Mit diesen zu allen Zeiten, aber ganz besonders in der Gegenwart im höchsten Grade beherzigenswerthen Worten beginnt Dr. Wilhelm Zimmermann die Vorrede zur neuen ganz umgearbeiteten Auflage seiner „Geschichte des großen Bauernkrieges“ (Stuttgart; Rieger’sche Buchhandlung).

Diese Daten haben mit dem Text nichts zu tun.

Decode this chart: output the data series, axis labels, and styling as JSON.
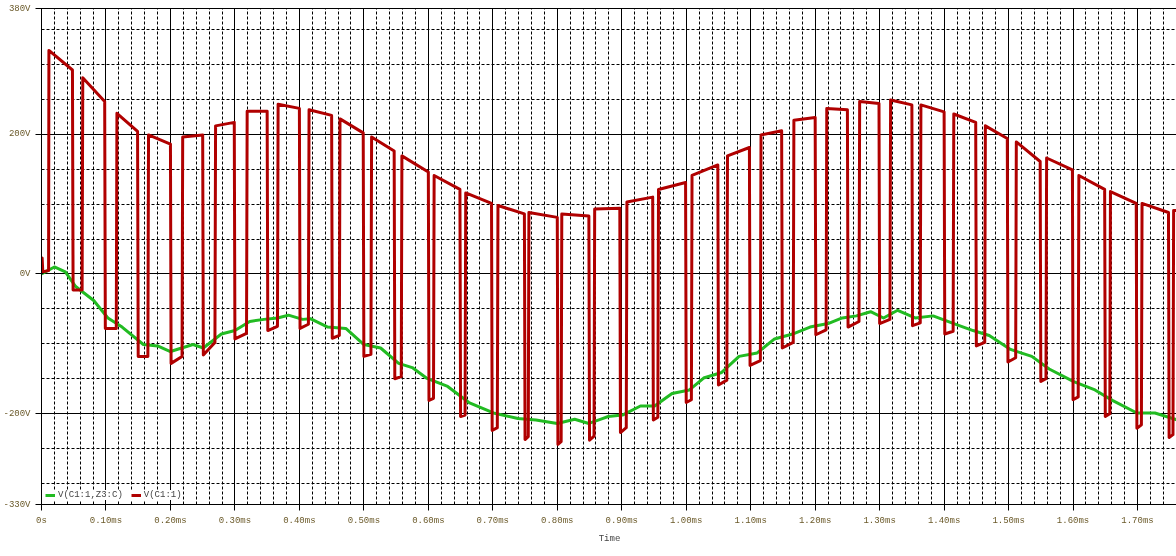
{
  "chart_data": {
    "type": "line",
    "xlabel": "Time",
    "legend": "bottom left",
    "grid": true,
    "xlim": [
      0,
      1.762
    ],
    "ylim": [
      -330,
      380
    ],
    "xticks": [
      {
        "value": 0,
        "label": "0s"
      },
      {
        "value": 0.02,
        "label": null
      },
      {
        "value": 0.04,
        "label": null
      },
      {
        "value": 0.06,
        "label": null
      },
      {
        "value": 0.08,
        "label": null
      },
      {
        "value": 0.1,
        "label": "0.10ms"
      },
      {
        "value": 0.12,
        "label": null
      },
      {
        "value": 0.14,
        "label": null
      },
      {
        "value": 0.16,
        "label": null
      },
      {
        "value": 0.18,
        "label": null
      },
      {
        "value": 0.2,
        "label": "0.20ms"
      },
      {
        "value": 0.22,
        "label": null
      },
      {
        "value": 0.24,
        "label": null
      },
      {
        "value": 0.26,
        "label": null
      },
      {
        "value": 0.28,
        "label": null
      },
      {
        "value": 0.3,
        "label": "0.30ms"
      },
      {
        "value": 0.32,
        "label": null
      },
      {
        "value": 0.34,
        "label": null
      },
      {
        "value": 0.36,
        "label": null
      },
      {
        "value": 0.38,
        "label": null
      },
      {
        "value": 0.4,
        "label": "0.40ms"
      },
      {
        "value": 0.42,
        "label": null
      },
      {
        "value": 0.44,
        "label": null
      },
      {
        "value": 0.46,
        "label": null
      },
      {
        "value": 0.48,
        "label": null
      },
      {
        "value": 0.5,
        "label": "0.50ms"
      },
      {
        "value": 0.52,
        "label": null
      },
      {
        "value": 0.54,
        "label": null
      },
      {
        "value": 0.56,
        "label": null
      },
      {
        "value": 0.58,
        "label": null
      },
      {
        "value": 0.6,
        "label": "0.60ms"
      },
      {
        "value": 0.62,
        "label": null
      },
      {
        "value": 0.64,
        "label": null
      },
      {
        "value": 0.66,
        "label": null
      },
      {
        "value": 0.68,
        "label": null
      },
      {
        "value": 0.7,
        "label": "0.70ms"
      },
      {
        "value": 0.72,
        "label": null
      },
      {
        "value": 0.74,
        "label": null
      },
      {
        "value": 0.76,
        "label": null
      },
      {
        "value": 0.78,
        "label": null
      },
      {
        "value": 0.8,
        "label": "0.80ms"
      },
      {
        "value": 0.82,
        "label": null
      },
      {
        "value": 0.84,
        "label": null
      },
      {
        "value": 0.86,
        "label": null
      },
      {
        "value": 0.88,
        "label": null
      },
      {
        "value": 0.9,
        "label": "0.90ms"
      },
      {
        "value": 0.92,
        "label": null
      },
      {
        "value": 0.94,
        "label": null
      },
      {
        "value": 0.96,
        "label": null
      },
      {
        "value": 0.98,
        "label": null
      },
      {
        "value": 1.0,
        "label": "1.00ms"
      },
      {
        "value": 1.02,
        "label": null
      },
      {
        "value": 1.04,
        "label": null
      },
      {
        "value": 1.06,
        "label": null
      },
      {
        "value": 1.08,
        "label": null
      },
      {
        "value": 1.1,
        "label": "1.10ms"
      },
      {
        "value": 1.12,
        "label": null
      },
      {
        "value": 1.14,
        "label": null
      },
      {
        "value": 1.16,
        "label": null
      },
      {
        "value": 1.18,
        "label": null
      },
      {
        "value": 1.2,
        "label": "1.20ms"
      },
      {
        "value": 1.22,
        "label": null
      },
      {
        "value": 1.24,
        "label": null
      },
      {
        "value": 1.26,
        "label": null
      },
      {
        "value": 1.28,
        "label": null
      },
      {
        "value": 1.3,
        "label": "1.30ms"
      },
      {
        "value": 1.32,
        "label": null
      },
      {
        "value": 1.34,
        "label": null
      },
      {
        "value": 1.36,
        "label": null
      },
      {
        "value": 1.38,
        "label": null
      },
      {
        "value": 1.4,
        "label": "1.40ms"
      },
      {
        "value": 1.42,
        "label": null
      },
      {
        "value": 1.44,
        "label": null
      },
      {
        "value": 1.46,
        "label": null
      },
      {
        "value": 1.48,
        "label": null
      },
      {
        "value": 1.5,
        "label": "1.50ms"
      },
      {
        "value": 1.52,
        "label": null
      },
      {
        "value": 1.54,
        "label": null
      },
      {
        "value": 1.56,
        "label": null
      },
      {
        "value": 1.58,
        "label": null
      },
      {
        "value": 1.6,
        "label": "1.60ms"
      },
      {
        "value": 1.62,
        "label": null
      },
      {
        "value": 1.64,
        "label": null
      },
      {
        "value": 1.66,
        "label": null
      },
      {
        "value": 1.68,
        "label": null
      },
      {
        "value": 1.7,
        "label": "1.70ms"
      },
      {
        "value": 1.72,
        "label": null
      },
      {
        "value": 1.74,
        "label": null
      }
    ],
    "yticks": [
      {
        "value": -330,
        "label": "-330V"
      },
      {
        "value": -300,
        "label": null
      },
      {
        "value": -250,
        "label": null
      },
      {
        "value": -200,
        "label": "-200V"
      },
      {
        "value": -150,
        "label": null
      },
      {
        "value": -100,
        "label": null
      },
      {
        "value": -50,
        "label": null
      },
      {
        "value": 0,
        "label": "0V"
      },
      {
        "value": 50,
        "label": null
      },
      {
        "value": 100,
        "label": null
      },
      {
        "value": 150,
        "label": null
      },
      {
        "value": 200,
        "label": "200V"
      },
      {
        "value": 250,
        "label": null
      },
      {
        "value": 300,
        "label": null
      },
      {
        "value": 350,
        "label": null
      },
      {
        "value": 380,
        "label": "380V"
      }
    ],
    "series": [
      {
        "name": "V(C1:1,Z3:C)",
        "color": "#22bb22",
        "x": [
          0,
          0.02,
          0.037,
          0.053,
          0.081,
          0.103,
          0.125,
          0.158,
          0.18,
          0.2,
          0.235,
          0.251,
          0.279,
          0.3,
          0.323,
          0.345,
          0.366,
          0.383,
          0.405,
          0.417,
          0.444,
          0.472,
          0.5,
          0.526,
          0.554,
          0.575,
          0.597,
          0.63,
          0.663,
          0.701,
          0.739,
          0.767,
          0.8,
          0.827,
          0.849,
          0.87,
          0.879,
          0.901,
          0.929,
          0.951,
          0.978,
          1.005,
          1.027,
          1.055,
          1.082,
          1.11,
          1.137,
          1.165,
          1.192,
          1.22,
          1.242,
          1.264,
          1.286,
          1.306,
          1.328,
          1.355,
          1.383,
          1.415,
          1.445,
          1.47,
          1.503,
          1.536,
          1.563,
          1.601,
          1.634,
          1.661,
          1.699,
          1.727,
          1.762
        ],
        "values": [
          0,
          10,
          3,
          -18,
          -38,
          -63,
          -76,
          -101,
          -103,
          -111,
          -101,
          -106,
          -86,
          -81,
          -68,
          -65,
          -63,
          -59,
          -65,
          -64,
          -76,
          -78,
          -101,
          -106,
          -128,
          -134,
          -149,
          -161,
          -184,
          -199,
          -207,
          -209,
          -214,
          -208,
          -214,
          -207,
          -204,
          -202,
          -189,
          -189,
          -171,
          -166,
          -149,
          -141,
          -118,
          -113,
          -93,
          -86,
          -76,
          -71,
          -63,
          -60,
          -54,
          -63,
          -52,
          -63,
          -60,
          -71,
          -81,
          -88,
          -108,
          -118,
          -136,
          -154,
          -166,
          -181,
          -199,
          -199,
          -209
        ]
      },
      {
        "name": "V(C1:1)",
        "color": "#b00000",
        "x": [
          0,
          0.001,
          0.002,
          0.011,
          0.0115,
          0.048,
          0.049,
          0.063,
          0.064,
          0.098,
          0.099,
          0.116,
          0.117,
          0.149,
          0.15,
          0.165,
          0.166,
          0.2,
          0.201,
          0.218,
          0.219,
          0.25,
          0.251,
          0.269,
          0.27,
          0.299,
          0.3,
          0.318,
          0.319,
          0.35,
          0.351,
          0.366,
          0.367,
          0.4,
          0.401,
          0.414,
          0.415,
          0.45,
          0.451,
          0.462,
          0.463,
          0.499,
          0.5,
          0.511,
          0.512,
          0.547,
          0.548,
          0.558,
          0.559,
          0.6,
          0.601,
          0.608,
          0.609,
          0.649,
          0.65,
          0.657,
          0.658,
          0.698,
          0.699,
          0.707,
          0.708,
          0.749,
          0.75,
          0.755,
          0.756,
          0.8,
          0.801,
          0.806,
          0.807,
          0.849,
          0.85,
          0.857,
          0.858,
          0.897,
          0.898,
          0.907,
          0.908,
          0.948,
          0.949,
          0.956,
          0.957,
          0.999,
          1.0,
          1.008,
          1.009,
          1.049,
          1.05,
          1.063,
          1.064,
          1.098,
          1.099,
          1.115,
          1.116,
          1.148,
          1.149,
          1.166,
          1.167,
          1.2,
          1.201,
          1.217,
          1.218,
          1.25,
          1.251,
          1.268,
          1.269,
          1.299,
          1.3,
          1.316,
          1.317,
          1.35,
          1.351,
          1.363,
          1.364,
          1.4,
          1.401,
          1.414,
          1.415,
          1.449,
          1.45,
          1.463,
          1.464,
          1.498,
          1.499,
          1.511,
          1.512,
          1.549,
          1.55,
          1.558,
          1.559,
          1.599,
          1.6,
          1.608,
          1.609,
          1.649,
          1.65,
          1.657,
          1.658,
          1.698,
          1.699,
          1.706,
          1.707,
          1.748,
          1.749,
          1.755,
          1.756,
          1.762
        ],
        "values": [
          5,
          23,
          3,
          5,
          320,
          292,
          -23,
          -23,
          281,
          247,
          -78,
          -78,
          230,
          204,
          -118,
          -118,
          199,
          186,
          -128,
          -118,
          196,
          199,
          -116,
          -98,
          212,
          217,
          -93,
          -85,
          233,
          233,
          -81,
          -75,
          243,
          237,
          -78,
          -72,
          235,
          227,
          -92,
          -88,
          222,
          202,
          -118,
          -115,
          196,
          176,
          -150,
          -147,
          169,
          146,
          -181,
          -178,
          141,
          121,
          -204,
          -202,
          116,
          101,
          -224,
          -220,
          98,
          86,
          -237,
          -233,
          88,
          81,
          -244,
          -240,
          86,
          83,
          -238,
          -232,
          93,
          94,
          -227,
          -220,
          103,
          110,
          -209,
          -205,
          121,
          131,
          -184,
          -180,
          141,
          156,
          -159,
          -152,
          169,
          181,
          -131,
          -124,
          199,
          205,
          -106,
          -98,
          220,
          224,
          -87,
          -80,
          237,
          235,
          -76,
          -68,
          247,
          244,
          -71,
          -65,
          249,
          242,
          -74,
          -70,
          242,
          232,
          -86,
          -82,
          229,
          217,
          -103,
          -98,
          212,
          194,
          -126,
          -120,
          189,
          161,
          -154,
          -150,
          166,
          149,
          -180,
          -176,
          141,
          121,
          -204,
          -200,
          118,
          101,
          -221,
          -216,
          101,
          88,
          -234,
          -230,
          91,
          91
        ]
      }
    ]
  }
}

War schon die erste Ausgabe dieses Buches, welche 1843 erschien, ein bedeutendes Ereigniß auf dem Felde der vaterländischen Geschichtsforschung und eine ernste Mahnung an Jedermann, die Wogen der Geschichte in’s Auge zu fassen, auf denen das Schifflein jedes Einzelnen treibt, von jedem Augenblicke ebenso stürmischen Untergang wie ruhiges Dahingleiten erwartend, so gilt dies in vermehrtem Grade von der eben vollendet vorliegenden zweiten Auflage; und wenn man ein Buch ein Ereigniß nennen darf, so muß man Zimmermann’s Geschichte des großen Bauernkrieges als ein solches bezeichnen; ja neben ihm verdient in Anwendung auf Deutschland außer Gervinus’ Einleitung in die Geschichte des XIX. Jahrhunderts kaum ein anderes deutsches Geschichtswerk diese Auszeichnung. Neben der Darstellung der geschichtlichen Ereignisse, in der weitesten Auffassung des Begriffs, welche auf dem Gebiete der Gegenwart hervortreten, konnte die Gartenlaube keinen Augenblick zweifeln, Zimmermann’s Buch als ein solches nachdrücklich hervorzuheben. Sie hat damit gezögert, bis das neunte Heft den Schluß brachte und bis die sachkundige und unparteiische Kritik ihr Urtheil abgegeben hatte. Beides ist geschehen und wir zögern keinen Augenblick länger, dieses Volksbuch den Lesern der Gartenlaube dringend an das Herz zu legen. Ein Volksbuch ist es so recht eigentlich, denn es schildert das Ringen des Volkes nach Befreiung von unerträglichem Druck; er schildert dieses Ringen, da es mehr als dreihundert Jahre hinter uns liegt, mit der nüchternen Ruhe eines nicht mehr betheiligten Beobachters.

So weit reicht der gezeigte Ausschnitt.